O tym, że odejście 21-latka z Barcelony jest w zasadzie przesądzone, dziennikarze z Półwyspu Iberyjskiego informowali już jakiś czas temu. Jedną z najbardziej prawdopodobnych opcji do pewnego momentu wydawało się wykupienie go przez Valencię, w której przebywał w minionym sezonie na zasadzie wypożyczenia. „Nietoperze” nie były jednak w stanie zapłacić za niego 12 milionów euro.

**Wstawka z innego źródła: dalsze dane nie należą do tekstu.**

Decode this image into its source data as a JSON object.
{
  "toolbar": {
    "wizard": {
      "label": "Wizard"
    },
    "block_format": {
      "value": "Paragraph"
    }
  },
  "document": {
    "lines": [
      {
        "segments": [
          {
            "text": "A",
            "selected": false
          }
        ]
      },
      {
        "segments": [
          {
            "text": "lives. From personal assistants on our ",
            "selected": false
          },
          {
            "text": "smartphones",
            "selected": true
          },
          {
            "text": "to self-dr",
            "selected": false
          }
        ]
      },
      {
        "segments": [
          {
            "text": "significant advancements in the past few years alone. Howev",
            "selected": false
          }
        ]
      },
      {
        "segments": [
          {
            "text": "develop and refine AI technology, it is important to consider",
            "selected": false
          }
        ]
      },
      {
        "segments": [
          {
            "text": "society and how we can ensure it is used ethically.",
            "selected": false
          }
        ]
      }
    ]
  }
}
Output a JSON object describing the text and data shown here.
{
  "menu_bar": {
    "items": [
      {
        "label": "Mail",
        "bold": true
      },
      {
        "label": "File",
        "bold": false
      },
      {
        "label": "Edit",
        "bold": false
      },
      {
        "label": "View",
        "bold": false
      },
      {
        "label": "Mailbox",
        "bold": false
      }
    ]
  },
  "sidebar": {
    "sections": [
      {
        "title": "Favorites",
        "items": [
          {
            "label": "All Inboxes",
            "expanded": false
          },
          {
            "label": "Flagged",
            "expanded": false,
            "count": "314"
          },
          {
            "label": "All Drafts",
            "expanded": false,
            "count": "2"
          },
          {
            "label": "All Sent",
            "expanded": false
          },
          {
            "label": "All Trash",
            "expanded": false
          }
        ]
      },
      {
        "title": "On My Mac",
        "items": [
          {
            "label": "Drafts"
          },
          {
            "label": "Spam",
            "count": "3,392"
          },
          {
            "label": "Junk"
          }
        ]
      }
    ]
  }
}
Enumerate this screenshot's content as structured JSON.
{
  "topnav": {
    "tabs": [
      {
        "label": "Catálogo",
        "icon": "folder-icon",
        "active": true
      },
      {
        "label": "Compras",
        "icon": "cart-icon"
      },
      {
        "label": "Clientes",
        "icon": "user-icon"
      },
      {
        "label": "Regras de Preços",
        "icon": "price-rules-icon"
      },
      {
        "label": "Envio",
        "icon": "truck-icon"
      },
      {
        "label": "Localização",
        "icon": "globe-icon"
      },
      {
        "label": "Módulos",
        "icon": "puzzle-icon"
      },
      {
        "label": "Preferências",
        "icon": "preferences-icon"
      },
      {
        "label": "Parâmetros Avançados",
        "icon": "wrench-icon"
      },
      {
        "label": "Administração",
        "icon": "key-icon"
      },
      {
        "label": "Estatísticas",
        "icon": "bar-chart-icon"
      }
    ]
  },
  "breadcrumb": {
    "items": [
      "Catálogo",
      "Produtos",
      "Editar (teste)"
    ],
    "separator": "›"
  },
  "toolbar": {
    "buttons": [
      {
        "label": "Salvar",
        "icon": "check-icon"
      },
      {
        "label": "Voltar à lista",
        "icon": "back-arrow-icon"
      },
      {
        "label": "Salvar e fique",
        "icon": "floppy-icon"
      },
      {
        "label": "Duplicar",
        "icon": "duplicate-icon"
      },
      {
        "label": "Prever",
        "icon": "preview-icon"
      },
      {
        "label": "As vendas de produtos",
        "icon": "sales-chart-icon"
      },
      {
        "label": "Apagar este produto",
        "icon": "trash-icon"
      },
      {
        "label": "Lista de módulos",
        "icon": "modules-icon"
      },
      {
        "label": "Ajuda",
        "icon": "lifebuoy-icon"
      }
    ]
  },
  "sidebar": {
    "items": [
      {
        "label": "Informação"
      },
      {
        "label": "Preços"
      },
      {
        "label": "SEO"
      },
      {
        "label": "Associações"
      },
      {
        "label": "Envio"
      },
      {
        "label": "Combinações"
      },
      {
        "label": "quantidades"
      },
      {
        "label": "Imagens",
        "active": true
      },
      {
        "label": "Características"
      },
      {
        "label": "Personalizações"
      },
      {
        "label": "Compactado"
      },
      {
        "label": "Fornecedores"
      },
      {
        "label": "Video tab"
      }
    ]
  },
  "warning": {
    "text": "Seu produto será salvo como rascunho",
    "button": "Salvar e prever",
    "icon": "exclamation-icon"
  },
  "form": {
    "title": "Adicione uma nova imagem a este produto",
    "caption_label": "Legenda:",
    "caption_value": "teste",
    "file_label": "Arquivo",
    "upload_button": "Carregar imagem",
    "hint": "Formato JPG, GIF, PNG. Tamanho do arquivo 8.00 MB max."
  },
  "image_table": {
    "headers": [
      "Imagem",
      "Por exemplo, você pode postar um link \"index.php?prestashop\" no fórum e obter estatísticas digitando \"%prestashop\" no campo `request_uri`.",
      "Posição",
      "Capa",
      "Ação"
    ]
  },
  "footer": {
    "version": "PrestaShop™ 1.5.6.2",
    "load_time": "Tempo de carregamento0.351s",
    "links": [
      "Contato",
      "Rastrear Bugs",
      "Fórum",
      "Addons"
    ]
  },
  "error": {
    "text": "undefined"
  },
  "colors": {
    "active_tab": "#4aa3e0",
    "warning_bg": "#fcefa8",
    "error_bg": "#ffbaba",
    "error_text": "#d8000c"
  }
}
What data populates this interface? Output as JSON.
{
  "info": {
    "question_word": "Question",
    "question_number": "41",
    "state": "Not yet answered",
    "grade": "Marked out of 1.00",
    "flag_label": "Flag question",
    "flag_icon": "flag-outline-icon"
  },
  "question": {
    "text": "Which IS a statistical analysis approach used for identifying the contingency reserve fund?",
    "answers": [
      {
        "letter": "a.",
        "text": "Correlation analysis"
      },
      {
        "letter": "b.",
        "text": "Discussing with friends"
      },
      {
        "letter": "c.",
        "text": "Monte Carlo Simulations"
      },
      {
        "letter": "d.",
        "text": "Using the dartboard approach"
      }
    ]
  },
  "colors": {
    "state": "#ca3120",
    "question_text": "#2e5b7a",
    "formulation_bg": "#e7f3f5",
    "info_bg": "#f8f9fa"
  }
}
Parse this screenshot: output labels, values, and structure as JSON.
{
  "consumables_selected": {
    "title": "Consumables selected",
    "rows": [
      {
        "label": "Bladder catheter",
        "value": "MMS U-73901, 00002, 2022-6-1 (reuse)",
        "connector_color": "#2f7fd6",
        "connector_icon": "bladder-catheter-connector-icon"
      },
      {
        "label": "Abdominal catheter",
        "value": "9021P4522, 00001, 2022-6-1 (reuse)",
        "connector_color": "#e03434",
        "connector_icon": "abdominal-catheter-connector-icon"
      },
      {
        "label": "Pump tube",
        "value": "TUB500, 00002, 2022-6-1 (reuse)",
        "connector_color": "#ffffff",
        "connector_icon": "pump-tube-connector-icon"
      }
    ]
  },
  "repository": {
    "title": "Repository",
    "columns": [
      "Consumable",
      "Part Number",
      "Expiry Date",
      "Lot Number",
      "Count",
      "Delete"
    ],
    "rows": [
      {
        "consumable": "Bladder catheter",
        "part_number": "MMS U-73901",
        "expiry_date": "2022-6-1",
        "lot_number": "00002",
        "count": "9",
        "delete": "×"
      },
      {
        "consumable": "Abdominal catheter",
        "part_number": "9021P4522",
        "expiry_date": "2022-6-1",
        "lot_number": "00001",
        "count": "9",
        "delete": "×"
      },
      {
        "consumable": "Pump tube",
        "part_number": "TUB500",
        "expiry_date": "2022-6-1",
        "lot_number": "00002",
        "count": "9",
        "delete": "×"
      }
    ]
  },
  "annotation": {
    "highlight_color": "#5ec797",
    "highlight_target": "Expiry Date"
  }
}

Wcale nie oznacza to, że Munir na pewno zostanie w Barcelonie. Według wymienionych wyżej źródeł, młody zawodnik znalazł się bowiem na celowniku Zenitu Sankt Petersburg, którego trenerem niedawno został Roberto Mancini.
Nic nie jest jeszcze przesądzone, a o wszystkim w najbliższym czasie ma zadecydować sam Włoch. Jeśli uzna, że Munir faktycznie wpisuje się w jego pomysł na rosyjski zespół, Rosjanie prawdopodobnie prześlą ofertę do Katalonii. Ta ma opiewać na 20 milionów euro.
Munir jest związany z Barceloną od 2011 roku. Jeśli chodzi o miniony sezon, rozegrał 34 ligowe spotkania dla wspomnianej Valencii. Zdobył w nich sześć bramek, do których dorzucił trzy asysty.